Voyager's look at clouds on Neptune.  Credit: NASA Jet Propulsion Laboratory / NASA Planetary Photojournal
Voyager’s look at clouds on Neptune. Credit: NASA Jet Propulsion Laboratory / NASA Planetary Photojournal

The bit of an interlude in the ESA’s Comet watch blog is a good time to look at some of Voyager 2’s images of Neptune. This is one of my favorites. I don’t really know if there is more than coincidence that the New Horizon’s spacecraft crossed the Neptune orbit 29 years almost to the day after Voyager started its Neptune encounter.

There is a lot of comparisons being drawn between the New Horizon’s and Voyager missions. Hey I’m on board with it. If I had my way there would be a “Le Verrier” or “Galle” spacecraft, a Neptune analog of the Cassini spacecraft in orbit right now.

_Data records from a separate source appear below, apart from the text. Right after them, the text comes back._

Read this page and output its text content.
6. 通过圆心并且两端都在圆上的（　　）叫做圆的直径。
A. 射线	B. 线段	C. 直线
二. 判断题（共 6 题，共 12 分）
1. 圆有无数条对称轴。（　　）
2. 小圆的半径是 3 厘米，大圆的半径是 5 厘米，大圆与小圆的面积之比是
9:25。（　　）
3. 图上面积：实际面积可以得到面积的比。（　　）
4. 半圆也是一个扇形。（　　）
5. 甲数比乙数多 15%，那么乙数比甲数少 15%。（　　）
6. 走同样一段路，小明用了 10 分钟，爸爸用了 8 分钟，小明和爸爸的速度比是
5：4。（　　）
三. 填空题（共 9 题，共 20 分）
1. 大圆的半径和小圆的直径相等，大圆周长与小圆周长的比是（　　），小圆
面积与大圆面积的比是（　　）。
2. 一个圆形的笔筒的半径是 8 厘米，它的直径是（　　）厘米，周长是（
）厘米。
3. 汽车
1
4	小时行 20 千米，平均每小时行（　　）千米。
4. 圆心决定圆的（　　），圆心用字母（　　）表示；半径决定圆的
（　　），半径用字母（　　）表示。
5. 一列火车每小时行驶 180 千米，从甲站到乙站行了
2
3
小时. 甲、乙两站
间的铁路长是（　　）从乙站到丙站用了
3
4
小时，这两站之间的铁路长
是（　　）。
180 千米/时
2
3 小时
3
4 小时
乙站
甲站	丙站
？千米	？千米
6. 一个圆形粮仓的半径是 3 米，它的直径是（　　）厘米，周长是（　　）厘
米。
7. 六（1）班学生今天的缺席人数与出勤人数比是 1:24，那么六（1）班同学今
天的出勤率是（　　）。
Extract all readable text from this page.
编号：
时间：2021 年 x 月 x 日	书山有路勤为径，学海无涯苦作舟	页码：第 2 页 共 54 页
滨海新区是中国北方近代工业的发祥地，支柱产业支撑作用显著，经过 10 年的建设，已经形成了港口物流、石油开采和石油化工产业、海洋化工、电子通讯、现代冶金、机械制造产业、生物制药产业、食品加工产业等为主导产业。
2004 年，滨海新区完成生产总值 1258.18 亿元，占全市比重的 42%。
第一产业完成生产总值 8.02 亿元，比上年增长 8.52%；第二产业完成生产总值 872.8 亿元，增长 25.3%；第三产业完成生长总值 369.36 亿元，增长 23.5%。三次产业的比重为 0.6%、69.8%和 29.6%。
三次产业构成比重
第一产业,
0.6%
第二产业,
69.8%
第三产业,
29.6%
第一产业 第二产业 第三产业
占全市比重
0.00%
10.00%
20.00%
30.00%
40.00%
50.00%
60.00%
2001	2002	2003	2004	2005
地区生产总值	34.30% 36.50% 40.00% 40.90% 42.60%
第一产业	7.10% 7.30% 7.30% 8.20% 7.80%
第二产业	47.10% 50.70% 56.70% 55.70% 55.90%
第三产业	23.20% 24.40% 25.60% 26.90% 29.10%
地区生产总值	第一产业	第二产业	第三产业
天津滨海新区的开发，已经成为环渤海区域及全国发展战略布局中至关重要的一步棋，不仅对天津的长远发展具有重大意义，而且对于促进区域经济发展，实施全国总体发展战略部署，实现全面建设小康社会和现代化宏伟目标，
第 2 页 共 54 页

In case you were wondering what was going on with Rosetta, everything is fine. Mission managers are looking at images from as close as 50 km trying to select the best landing spot. New images will be posted shortly.

This image comes from NASA’s Solar System Exploration (and Planetary Photojournal) site:

This Voyager 2 high resolution color image, taken 2 hours before closest approach, provides obvious evidence of vertical relief in Neptune’s bright cloud streaks.